If last year’s mayor’s race in Newark, New Jersey, is any guide, anonymous cash will be a far bigger factor in 2016 races at all levels, nationwide. Independent spending dwarfed what the candidates’ authorized committees spent, and while much of it was duly reported as coming from unions, much also came from advocacy groups not required to identify individual donors.
Most of this money pays for television commercials, but it also funds automated calls to voters, fliers through the mail, and advertising in newspapers, radio and the Internet.
Denise Roth Barber, managing director of the Helena, Montana-based National Institute on Money In State Politics, calls it a “shell game,” with donors giving anonymously to one group that contributes to other organizations so that the original sources never appear on campaign finance filings.
In one of the most high-profile cases, California’s political ethics commission and attorney general sued to force out-of-state groups to report who donated the $15 million they spent on the eve of the 2012 general election. Public records requests by the media then revealed that much of the money had come from wealthy Californians, and had been funneled through a network of conservative groups in failed attempts to defeat a tax-hike initiative backed by Gov. Jerry Brown and to pass an anti-union initiative.
Rhode Island has required groups running advocacy ads to disclose top donors since 2012. The Mid America Fund complied by reporting that the Republican Governors’ Association provided some of the money for the ads in 2014, and that most of it came from another Ohio group, the Government Integrity Fund. The RGA discloses its donors. The Government Integrity Fund does not.
The spending — about half what each major party candidate spent during the last two months before Election Day — flooded Rhode Island’s solitary media market in the final two weeks with ads accusing Raimondo of “gambling with our retirement.”
The Rhode Island Democratic Party told the state elections board that the group should have disclosed its original donors. The board’s executive director, Robert Kando, told The Associated Press that the issue will be considered in January at the request of Common Cause, which has pushed for more donor disclosure around the country.
The Government Integrity Fund’s president, Ohio lobbyist Thomas Norris, did not return messages from the AP.
State Sen. Juan M. Pichardo, a Democrat who sponsored Rhode Island’s disclosure law, told the AP that the group is “violating the intent and the law.”
“It’s deceiving,” Pichardo said. “People should know where the money is coming from, what sort of influence and the intent is from the organization and the donors.”
California, Montana, Maryland and a few other states have approved more requirements aimed at forcing independent groups to disclose their original funding sources, and several will get their first tests in 2016. But other states have quashed campaign finance overhauls.

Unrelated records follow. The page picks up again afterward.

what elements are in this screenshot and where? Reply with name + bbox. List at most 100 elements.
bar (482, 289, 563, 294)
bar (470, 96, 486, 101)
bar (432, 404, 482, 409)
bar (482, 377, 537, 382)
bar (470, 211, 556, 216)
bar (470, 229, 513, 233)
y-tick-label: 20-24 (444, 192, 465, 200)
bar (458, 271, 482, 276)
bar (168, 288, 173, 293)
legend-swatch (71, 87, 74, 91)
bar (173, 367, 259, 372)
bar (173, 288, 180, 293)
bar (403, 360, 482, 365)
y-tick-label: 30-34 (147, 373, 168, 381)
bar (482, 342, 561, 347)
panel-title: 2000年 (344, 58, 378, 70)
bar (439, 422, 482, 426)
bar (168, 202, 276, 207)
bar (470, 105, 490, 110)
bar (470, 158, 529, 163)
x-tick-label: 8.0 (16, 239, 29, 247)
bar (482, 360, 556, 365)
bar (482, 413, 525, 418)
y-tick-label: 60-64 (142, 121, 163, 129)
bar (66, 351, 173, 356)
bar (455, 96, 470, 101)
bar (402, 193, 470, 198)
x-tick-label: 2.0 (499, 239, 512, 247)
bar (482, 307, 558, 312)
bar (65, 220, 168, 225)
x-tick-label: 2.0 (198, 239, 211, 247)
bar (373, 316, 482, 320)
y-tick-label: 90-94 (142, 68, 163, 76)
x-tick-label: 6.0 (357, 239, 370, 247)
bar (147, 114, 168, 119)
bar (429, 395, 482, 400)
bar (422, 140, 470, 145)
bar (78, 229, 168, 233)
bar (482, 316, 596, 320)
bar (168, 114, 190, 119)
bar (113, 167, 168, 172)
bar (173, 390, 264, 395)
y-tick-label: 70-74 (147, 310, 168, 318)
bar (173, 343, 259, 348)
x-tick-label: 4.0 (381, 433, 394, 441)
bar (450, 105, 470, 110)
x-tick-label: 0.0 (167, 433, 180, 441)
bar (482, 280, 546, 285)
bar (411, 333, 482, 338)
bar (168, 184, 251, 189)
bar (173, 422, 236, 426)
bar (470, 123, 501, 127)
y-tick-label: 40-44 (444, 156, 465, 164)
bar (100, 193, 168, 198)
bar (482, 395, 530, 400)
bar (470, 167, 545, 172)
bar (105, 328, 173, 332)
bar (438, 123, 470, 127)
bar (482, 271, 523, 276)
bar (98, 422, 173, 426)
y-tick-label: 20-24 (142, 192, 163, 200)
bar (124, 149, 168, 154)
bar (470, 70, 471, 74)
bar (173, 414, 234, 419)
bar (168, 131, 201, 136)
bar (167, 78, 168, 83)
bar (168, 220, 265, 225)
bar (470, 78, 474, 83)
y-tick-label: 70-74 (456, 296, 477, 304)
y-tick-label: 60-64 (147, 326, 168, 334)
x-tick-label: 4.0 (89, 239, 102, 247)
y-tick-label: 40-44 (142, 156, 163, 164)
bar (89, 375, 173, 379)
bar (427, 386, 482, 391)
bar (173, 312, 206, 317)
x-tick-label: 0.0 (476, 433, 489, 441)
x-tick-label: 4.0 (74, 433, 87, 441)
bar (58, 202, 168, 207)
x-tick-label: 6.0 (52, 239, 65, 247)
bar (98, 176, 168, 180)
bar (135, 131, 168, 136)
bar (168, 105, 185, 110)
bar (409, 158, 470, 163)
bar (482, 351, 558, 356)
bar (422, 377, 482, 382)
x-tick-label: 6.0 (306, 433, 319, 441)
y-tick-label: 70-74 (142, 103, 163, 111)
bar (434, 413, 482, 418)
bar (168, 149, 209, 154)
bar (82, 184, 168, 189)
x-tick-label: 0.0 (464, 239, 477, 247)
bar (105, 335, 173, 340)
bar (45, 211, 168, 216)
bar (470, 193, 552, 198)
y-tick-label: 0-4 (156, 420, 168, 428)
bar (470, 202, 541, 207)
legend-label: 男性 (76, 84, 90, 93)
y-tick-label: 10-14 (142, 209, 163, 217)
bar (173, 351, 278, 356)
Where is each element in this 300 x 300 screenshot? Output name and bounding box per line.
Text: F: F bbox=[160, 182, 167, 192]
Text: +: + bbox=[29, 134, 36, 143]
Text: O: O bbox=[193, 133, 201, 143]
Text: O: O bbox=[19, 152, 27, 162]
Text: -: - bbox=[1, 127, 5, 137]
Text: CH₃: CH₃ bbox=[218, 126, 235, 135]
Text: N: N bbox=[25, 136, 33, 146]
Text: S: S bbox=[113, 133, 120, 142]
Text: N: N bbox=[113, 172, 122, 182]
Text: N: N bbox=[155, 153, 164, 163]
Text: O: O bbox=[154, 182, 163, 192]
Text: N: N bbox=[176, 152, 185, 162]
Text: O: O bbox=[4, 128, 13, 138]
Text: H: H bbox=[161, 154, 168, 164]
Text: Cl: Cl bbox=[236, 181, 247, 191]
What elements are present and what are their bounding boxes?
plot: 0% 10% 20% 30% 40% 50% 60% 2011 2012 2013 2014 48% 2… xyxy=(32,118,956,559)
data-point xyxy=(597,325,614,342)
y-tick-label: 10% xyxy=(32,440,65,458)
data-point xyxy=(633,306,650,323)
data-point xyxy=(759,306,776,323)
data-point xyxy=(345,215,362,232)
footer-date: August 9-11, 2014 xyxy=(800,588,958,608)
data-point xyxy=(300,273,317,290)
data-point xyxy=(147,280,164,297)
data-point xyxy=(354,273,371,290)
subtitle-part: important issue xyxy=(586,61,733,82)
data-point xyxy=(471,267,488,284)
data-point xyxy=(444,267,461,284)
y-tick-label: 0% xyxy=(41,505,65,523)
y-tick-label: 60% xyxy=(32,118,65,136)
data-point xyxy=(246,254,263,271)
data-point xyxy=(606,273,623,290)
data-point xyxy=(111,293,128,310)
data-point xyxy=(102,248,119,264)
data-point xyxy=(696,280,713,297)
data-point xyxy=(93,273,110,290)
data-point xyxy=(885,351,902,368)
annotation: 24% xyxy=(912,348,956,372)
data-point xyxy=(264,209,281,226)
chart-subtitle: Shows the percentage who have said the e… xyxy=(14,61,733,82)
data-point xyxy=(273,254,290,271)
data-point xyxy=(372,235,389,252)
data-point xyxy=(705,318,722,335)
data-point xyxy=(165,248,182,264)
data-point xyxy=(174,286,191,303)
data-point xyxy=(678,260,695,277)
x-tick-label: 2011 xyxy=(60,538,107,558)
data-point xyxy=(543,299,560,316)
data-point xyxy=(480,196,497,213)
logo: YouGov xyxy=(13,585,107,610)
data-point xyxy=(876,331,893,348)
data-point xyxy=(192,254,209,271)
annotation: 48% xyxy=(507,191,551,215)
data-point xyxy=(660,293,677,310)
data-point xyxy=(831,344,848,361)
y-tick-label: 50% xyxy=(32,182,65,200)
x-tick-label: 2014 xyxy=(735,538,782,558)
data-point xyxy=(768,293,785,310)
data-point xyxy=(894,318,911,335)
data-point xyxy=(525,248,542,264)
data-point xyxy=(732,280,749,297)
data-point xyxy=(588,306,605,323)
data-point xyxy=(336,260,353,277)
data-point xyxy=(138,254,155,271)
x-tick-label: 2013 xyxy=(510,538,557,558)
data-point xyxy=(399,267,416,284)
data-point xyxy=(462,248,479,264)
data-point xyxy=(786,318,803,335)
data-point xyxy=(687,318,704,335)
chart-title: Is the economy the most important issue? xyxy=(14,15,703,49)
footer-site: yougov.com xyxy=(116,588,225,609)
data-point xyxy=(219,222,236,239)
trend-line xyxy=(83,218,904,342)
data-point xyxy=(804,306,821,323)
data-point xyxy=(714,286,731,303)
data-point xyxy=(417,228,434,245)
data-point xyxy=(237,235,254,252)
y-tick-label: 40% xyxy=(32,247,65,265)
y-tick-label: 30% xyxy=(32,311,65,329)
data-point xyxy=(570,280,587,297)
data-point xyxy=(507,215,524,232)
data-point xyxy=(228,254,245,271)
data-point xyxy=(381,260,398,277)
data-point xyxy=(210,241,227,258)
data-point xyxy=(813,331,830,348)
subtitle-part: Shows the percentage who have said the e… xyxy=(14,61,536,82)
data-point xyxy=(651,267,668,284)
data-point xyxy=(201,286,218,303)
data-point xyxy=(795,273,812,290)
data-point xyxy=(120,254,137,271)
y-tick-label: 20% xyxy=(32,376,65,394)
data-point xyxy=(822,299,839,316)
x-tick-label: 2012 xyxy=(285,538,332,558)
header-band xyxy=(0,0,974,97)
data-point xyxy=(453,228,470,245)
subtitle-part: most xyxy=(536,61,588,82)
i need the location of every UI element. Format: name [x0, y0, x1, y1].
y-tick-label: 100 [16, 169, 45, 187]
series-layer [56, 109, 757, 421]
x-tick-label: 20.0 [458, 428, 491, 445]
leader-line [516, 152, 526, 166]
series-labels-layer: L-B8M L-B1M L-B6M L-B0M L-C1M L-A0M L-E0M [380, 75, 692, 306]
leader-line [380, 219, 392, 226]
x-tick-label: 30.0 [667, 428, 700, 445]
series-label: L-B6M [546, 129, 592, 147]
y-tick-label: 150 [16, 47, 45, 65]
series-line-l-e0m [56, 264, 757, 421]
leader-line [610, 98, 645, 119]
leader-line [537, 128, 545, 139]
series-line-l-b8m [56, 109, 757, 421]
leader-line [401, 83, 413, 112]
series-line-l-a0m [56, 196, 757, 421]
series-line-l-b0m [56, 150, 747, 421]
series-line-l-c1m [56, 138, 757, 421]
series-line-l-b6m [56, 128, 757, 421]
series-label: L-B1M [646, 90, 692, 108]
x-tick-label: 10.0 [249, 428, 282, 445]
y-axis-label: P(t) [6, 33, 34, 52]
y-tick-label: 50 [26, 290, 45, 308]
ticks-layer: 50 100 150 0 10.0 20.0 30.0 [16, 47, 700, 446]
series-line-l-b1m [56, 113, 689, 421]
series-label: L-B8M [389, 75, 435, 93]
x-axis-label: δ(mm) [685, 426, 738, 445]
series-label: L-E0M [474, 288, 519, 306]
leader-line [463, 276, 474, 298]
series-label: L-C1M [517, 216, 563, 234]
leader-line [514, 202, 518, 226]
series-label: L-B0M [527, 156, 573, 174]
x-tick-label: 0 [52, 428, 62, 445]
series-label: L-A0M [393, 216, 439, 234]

New Mexico State Sen. Peter Wirth, a Democrat from Santa Fe, has twice seen the disclosure bills he sponsored win bipartisan Senate approval, only to die in the House.
“Groups on both sides kind of come out of the woodwork and are convinced that somehow this is going to change the rules and not work for them,” Wirth complained.
The result for New Mexico: No limits on coordination between independent groups and candidates, and a big jump in dark money. Common Cause said spending by nonprofits and independent groups — some with anonymous donors — jumped from $6 million in 2006 to $14 million in 2012, and is growing fast.